Every day the research community creates many transcriptions of historical manuscripts from a broad variety of collections and archives. These are important raw data, but are very time consuming to create. As they are rarely published and there is no platform to share them, these valuable transcriptions remain inaccessible to the public. Existing only in isolated data silos on local computers. Consequently, other researchers must begin at the same starting point as their predecessors: mining of data by creating their own transcription of the same document. Sometimes only after doing so, it is discovered, that the specific document does not even relate closely to the actual topic of interest.
Empowering the community
Our project provides the infrastructure to collect and share crowdsourced transcriptions. Our goal is to reduce redundant work and improve the transcription process. Everybody will be able to up- and download transcriptions. We execute little control over the content of the platform but rather pursue a crowd-driven approach. Whatever content is of interest to users can be added and shared.
The jigsaw of exploration – piece by piece
Our independence from digitized sources (people can upload digital copies or photos, but do not have to) allows for new ways of thinking about transcriptions. In this way, smaller archives which do not have the funds to digitize their collections, can still be represented well.

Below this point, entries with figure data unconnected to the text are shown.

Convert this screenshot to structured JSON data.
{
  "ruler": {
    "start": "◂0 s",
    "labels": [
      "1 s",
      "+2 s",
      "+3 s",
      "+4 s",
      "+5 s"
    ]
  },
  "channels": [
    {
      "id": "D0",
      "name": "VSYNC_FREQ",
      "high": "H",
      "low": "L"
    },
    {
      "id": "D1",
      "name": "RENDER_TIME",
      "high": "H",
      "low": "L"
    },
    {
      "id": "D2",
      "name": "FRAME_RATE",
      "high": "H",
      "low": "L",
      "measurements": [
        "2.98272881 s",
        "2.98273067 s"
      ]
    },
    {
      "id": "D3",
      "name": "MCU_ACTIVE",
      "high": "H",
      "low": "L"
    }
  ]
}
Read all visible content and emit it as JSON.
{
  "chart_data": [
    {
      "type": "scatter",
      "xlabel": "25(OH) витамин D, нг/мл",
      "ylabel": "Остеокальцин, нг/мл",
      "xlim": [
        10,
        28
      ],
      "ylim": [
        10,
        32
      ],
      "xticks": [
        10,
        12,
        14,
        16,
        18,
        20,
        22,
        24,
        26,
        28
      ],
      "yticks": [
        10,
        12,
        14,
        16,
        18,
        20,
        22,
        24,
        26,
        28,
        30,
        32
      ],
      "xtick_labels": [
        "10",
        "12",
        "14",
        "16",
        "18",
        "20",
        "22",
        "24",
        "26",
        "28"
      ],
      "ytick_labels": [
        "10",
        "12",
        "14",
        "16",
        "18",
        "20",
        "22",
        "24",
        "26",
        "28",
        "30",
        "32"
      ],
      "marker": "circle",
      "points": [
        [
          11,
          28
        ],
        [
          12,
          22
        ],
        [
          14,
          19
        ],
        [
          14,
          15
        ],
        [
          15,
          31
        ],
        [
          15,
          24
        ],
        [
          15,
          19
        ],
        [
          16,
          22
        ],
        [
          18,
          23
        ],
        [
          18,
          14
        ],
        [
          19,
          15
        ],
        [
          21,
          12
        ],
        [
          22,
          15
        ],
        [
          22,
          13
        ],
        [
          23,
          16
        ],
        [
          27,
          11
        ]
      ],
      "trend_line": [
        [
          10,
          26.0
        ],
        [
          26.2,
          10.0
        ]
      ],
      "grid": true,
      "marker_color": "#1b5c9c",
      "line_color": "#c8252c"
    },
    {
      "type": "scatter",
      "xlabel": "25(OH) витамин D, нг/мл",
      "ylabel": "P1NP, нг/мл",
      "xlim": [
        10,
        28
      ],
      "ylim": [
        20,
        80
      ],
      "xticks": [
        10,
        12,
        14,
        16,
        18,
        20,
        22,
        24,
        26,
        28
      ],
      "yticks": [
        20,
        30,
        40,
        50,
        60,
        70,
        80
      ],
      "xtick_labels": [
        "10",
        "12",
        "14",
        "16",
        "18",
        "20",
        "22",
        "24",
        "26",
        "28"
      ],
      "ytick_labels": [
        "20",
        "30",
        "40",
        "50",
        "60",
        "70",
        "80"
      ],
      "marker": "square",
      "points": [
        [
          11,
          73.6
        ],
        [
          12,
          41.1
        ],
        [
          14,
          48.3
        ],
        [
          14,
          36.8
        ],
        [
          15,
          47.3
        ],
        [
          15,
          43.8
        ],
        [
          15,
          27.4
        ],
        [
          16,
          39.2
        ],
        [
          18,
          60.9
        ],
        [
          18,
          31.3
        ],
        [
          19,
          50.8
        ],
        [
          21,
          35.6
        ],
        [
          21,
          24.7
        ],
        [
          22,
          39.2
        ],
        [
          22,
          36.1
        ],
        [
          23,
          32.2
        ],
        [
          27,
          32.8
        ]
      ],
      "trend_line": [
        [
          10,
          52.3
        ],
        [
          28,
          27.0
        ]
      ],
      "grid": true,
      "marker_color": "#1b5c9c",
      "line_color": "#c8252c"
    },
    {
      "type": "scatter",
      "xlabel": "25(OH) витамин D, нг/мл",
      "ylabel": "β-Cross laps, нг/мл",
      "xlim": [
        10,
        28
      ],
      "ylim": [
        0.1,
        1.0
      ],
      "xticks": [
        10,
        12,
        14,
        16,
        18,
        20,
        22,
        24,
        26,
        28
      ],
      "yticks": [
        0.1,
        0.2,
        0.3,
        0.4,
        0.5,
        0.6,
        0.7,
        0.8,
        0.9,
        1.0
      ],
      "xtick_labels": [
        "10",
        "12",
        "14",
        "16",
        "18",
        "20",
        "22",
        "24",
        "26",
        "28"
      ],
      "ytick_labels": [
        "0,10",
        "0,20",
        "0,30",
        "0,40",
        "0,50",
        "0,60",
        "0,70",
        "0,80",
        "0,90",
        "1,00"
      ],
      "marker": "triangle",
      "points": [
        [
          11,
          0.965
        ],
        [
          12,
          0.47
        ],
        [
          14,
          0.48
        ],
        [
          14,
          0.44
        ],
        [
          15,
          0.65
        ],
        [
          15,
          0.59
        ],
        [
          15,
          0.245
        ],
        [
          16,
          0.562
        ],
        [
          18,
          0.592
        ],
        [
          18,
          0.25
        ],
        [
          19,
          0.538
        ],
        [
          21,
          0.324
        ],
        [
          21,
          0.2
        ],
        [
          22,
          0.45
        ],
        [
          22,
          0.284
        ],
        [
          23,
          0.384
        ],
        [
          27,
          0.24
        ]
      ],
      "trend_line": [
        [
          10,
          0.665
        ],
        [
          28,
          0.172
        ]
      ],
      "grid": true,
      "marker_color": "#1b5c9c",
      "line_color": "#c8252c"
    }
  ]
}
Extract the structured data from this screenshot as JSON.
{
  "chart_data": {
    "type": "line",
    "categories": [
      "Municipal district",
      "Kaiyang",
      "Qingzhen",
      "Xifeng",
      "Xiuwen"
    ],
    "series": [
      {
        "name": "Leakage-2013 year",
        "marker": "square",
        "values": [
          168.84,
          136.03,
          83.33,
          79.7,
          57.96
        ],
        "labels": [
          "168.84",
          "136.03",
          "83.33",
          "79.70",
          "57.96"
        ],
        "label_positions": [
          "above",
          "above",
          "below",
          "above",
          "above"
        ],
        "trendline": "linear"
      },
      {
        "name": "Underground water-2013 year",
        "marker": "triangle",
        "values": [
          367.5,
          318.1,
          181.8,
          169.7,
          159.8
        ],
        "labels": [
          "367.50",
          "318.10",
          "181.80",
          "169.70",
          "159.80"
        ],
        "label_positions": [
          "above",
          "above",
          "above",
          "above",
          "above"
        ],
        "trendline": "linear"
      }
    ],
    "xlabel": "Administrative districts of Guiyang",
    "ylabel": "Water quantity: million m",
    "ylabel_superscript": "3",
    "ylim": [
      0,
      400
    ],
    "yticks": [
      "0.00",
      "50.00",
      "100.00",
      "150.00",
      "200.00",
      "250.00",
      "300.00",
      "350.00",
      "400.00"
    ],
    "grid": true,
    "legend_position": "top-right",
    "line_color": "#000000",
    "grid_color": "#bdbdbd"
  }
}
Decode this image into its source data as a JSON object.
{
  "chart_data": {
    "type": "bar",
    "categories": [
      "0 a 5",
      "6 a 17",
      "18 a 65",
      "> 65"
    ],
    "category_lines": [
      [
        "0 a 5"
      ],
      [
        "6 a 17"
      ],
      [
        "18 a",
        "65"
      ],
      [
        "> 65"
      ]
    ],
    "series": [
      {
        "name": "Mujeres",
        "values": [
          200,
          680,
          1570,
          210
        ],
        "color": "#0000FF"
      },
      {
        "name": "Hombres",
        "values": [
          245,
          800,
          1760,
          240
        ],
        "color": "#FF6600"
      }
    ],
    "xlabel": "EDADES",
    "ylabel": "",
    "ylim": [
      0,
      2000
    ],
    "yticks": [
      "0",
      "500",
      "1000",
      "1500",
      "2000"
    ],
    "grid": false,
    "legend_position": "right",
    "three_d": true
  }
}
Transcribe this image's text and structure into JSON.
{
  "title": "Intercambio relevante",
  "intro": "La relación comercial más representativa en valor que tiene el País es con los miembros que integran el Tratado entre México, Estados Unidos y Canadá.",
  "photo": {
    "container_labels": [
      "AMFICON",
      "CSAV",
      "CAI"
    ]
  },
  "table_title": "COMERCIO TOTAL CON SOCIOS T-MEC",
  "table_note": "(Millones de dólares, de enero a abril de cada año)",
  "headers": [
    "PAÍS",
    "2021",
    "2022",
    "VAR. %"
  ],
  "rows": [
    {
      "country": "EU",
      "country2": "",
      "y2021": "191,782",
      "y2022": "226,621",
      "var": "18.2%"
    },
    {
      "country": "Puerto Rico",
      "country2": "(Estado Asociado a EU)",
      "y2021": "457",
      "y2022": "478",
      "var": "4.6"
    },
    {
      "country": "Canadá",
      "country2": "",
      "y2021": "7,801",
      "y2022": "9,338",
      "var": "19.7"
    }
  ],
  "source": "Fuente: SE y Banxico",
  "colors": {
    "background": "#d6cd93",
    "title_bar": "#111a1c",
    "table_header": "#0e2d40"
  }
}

During the uploading process, users are asked to add metadata for the source they have transcribed in order to provide a rich set of additional information for each record. This allows collections to be explored in further depth and sources to be evaluated for relevance to a particular use. We also want to improve the network within the research community by building bridges between historians, data scientists, students, archives and citizen scientists.
Acting in concert
We believe that working together with other platforms and institutions is essential; for example for community building, sharing and attracting new users. Additionally, as our transcriptions can be linked with digitized manuscripts, we can provide valuable training data for data scientists interested in developing HTR-models (Handwritten Text Recognition) which can automatically transcribe other sources by the same scribe or scriptorium.
Project Duration
1. January 2020 – 30. June 2020